Alle causali previste dalla riforma del 2018 (esigenze temporanee e oggettive, estranee all’ordinaria attività, ovvero di sostituzione di altri lavoratori, ed esigenze connesse a incrementi temporanei, significativi e non programmabili, dell’attività ordinaria), viene aggiunta una terza ipotesi: “specifiche esigenze previste dai contratti collettivi” nazionali, territoriali o aziendali.
Si potrebbe obiettare che il compito dei sindacati è precisamente quello di tutelare al meglio i lavoratori, e che dunque la contrattazione sia la miglior garanzia che non ci saranno soprusi.
Già in tempi normali, questa obiezione si scontra con la realtà. Ma non siamo neppure in tempi normali, bensì in piena emergenza: un’emergenza che il padronato intende far ricadere sulle spalle dei lavoratori, come stanno dimostrando queste prime settimane della progressiva fine del divieto di licenziamento.
Siamo di fronte a una fase che, nelle intenzioni del padronato e di chi lo rappresenta, dovrà essere di profonda ristrutturazione del tessuto lavorativo: fuori i lavoratori più anziani, più tutelati, con stipendi più alti, basta con i contratti stabili, “protetti” dall’articolo 18. Il ricambio avverrà con contratti precari, flessibili, pagati molto meno. Il nocciolo duro, comunque, necessario, di assunzioni stabili, sarà comunque licenziabile senza troppi complimenti grazie al Jobs Act.
I sindacati, soprattutto le rappresentanze aziendali, saranno chiamati a barattare qualche soldo in più per incentivare chi viene mandato via evitando al datore il rischio di contenziosi, con causali elastiche che gli consentano di assumere a termine senza difficoltà lavoratori che saranno sempre ricattabili con la scadenza del contratto, dunque meno combattivi e meno costosi. E i sindacati, spesso, firmeranno per salvare il salvabile, non essendo abituati a lottare: ecco perché la clausola introdotta dal decreto sostegni bis è pericolosa.
Apparentemente, questa nuova causale “libera” parrebbe valida soltanto fino al 30 settembre 2022. Ma da un lato già si fanno strada fra i giuristi confindustriali interpretazioni diverse della norma; dall’altro, il passo verso il riconoscimento in via strutturale di questa deroga è davvero breve. Tanto più che un potere di deroga non dissimile (in verità assai più ampio) è già affidato agli accordi collettivi territoriali e aziendali dal famigerato articolo 8 della “Manovra di agosto” del 2011.

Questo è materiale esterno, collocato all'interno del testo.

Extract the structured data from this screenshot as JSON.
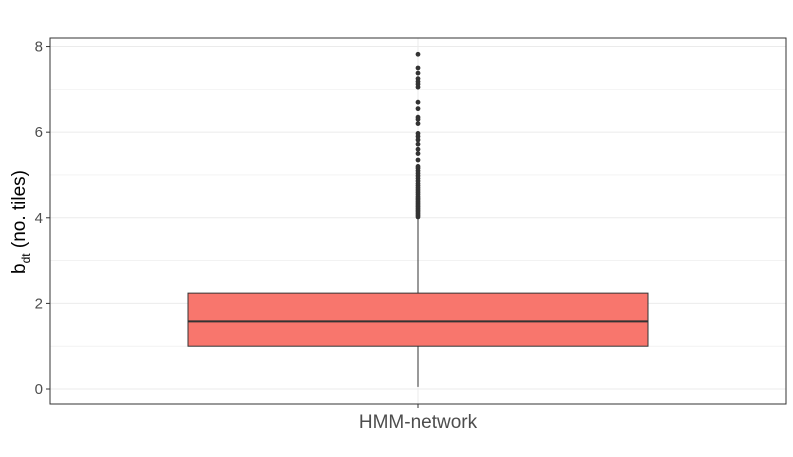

In pratica, è come se il governo raccomandasse alle aziende di utilizzare questa facoltà di cui finora in pochi si erano avvalsi, inserendola nel corpo stesso della disciplina dei contratti a termine. Il senso di questa “raccomandazione”, destinata a essere assai più efficace rispetto a quella di utilizzare gli ammortizzatori sociali invece dei licenziamenti, è chiarissimo. Ed è significativo che questa misura sia introdotta nella stessa legge che prevede l’ennesima pioggia di aiuti a favore delle imprese: tanto per chiarire senza incertezze da che parte stia questo governo.
L’unica strada efficace per combattere questa strategia è nell’organizzazione dei lavoratori: nello specifico si tratta di rendere i sindacati uno strumento per opporsi ad accordi al ribasso e alle liberalizzazioni dei contratti precari. In generale, si tratta di mobilitarsi per riconquistare tutti i diritti che sono stati persi negli ultimi venticinque anni.
Io, con questo, chiudo tutto per qualche settimana, per ricaricare le batterie e prepararmi a un autunno che credo sarà impegnativo. Buona estate!